The final part for the new standards was approved Wednesday morning. The prior science standards had not been updated in two decades, which is the third oldest standards in the nation and students in Louisiana rank No. 45 in the nation in science assessments.
The new standards were approved, but a key amendment was added that allows teachers the ability to use alternative theories to evolution due to recent challenges to Darwin's theory.
The new standards were drawn up by a review committee that was filled primarily by area educators. It was unanimously approved Tuesday after nearly a two-hour debate, which prompted the inclusion of the amendment.

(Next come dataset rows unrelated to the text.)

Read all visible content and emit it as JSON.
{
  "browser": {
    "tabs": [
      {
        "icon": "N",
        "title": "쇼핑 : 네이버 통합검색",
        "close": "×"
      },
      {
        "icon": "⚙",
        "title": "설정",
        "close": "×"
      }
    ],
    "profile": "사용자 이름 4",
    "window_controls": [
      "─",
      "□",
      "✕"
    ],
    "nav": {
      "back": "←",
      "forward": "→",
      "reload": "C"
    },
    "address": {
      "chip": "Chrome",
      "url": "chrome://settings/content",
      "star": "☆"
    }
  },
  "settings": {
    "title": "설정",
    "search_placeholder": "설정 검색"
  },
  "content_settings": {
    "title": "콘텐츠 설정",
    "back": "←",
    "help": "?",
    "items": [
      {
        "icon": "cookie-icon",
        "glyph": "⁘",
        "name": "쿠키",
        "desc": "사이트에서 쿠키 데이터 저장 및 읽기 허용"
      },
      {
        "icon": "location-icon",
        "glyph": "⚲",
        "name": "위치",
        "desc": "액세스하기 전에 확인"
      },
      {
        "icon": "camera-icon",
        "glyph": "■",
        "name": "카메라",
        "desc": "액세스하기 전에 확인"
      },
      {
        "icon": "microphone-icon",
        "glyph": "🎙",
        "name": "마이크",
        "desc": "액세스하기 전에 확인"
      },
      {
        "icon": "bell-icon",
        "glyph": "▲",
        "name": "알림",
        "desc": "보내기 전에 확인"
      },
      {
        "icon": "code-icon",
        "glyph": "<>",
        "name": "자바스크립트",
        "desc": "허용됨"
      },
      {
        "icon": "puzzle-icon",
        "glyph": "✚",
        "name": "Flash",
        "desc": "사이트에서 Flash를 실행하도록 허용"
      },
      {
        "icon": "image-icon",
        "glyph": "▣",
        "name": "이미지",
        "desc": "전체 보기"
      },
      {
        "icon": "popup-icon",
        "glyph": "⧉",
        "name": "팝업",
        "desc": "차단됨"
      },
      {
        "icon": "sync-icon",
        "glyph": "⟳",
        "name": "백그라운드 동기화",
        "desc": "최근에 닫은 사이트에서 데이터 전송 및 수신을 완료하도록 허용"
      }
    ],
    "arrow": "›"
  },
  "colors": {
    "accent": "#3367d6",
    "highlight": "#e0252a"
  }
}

"The reason we put that in the policy now is to remind everyone that the ability to get other supplementary materials approved is there," said Gary Jones, BESE president. "So, the teacher's not restricted to teaching only this one theory."
WAFB reached out to the director of the Louisiana ACLU, Marjorie Esman. She said she's concerned that this will lead to religion being taught in classrooms, but since the amendment leaves the decision up to individual teachers, she hopes educators will stick to the textbooks.
"The ability of the right to teachers, so called right to teachers, to teach religion instead of science in the classroom is a serious concern," Esman said. "And we just have to hope that science teachers will continue to teach science and leave religion for places of worship, which is where it belongs."
When asked if the ACLU would take any legal action, Esman would not comment at this time.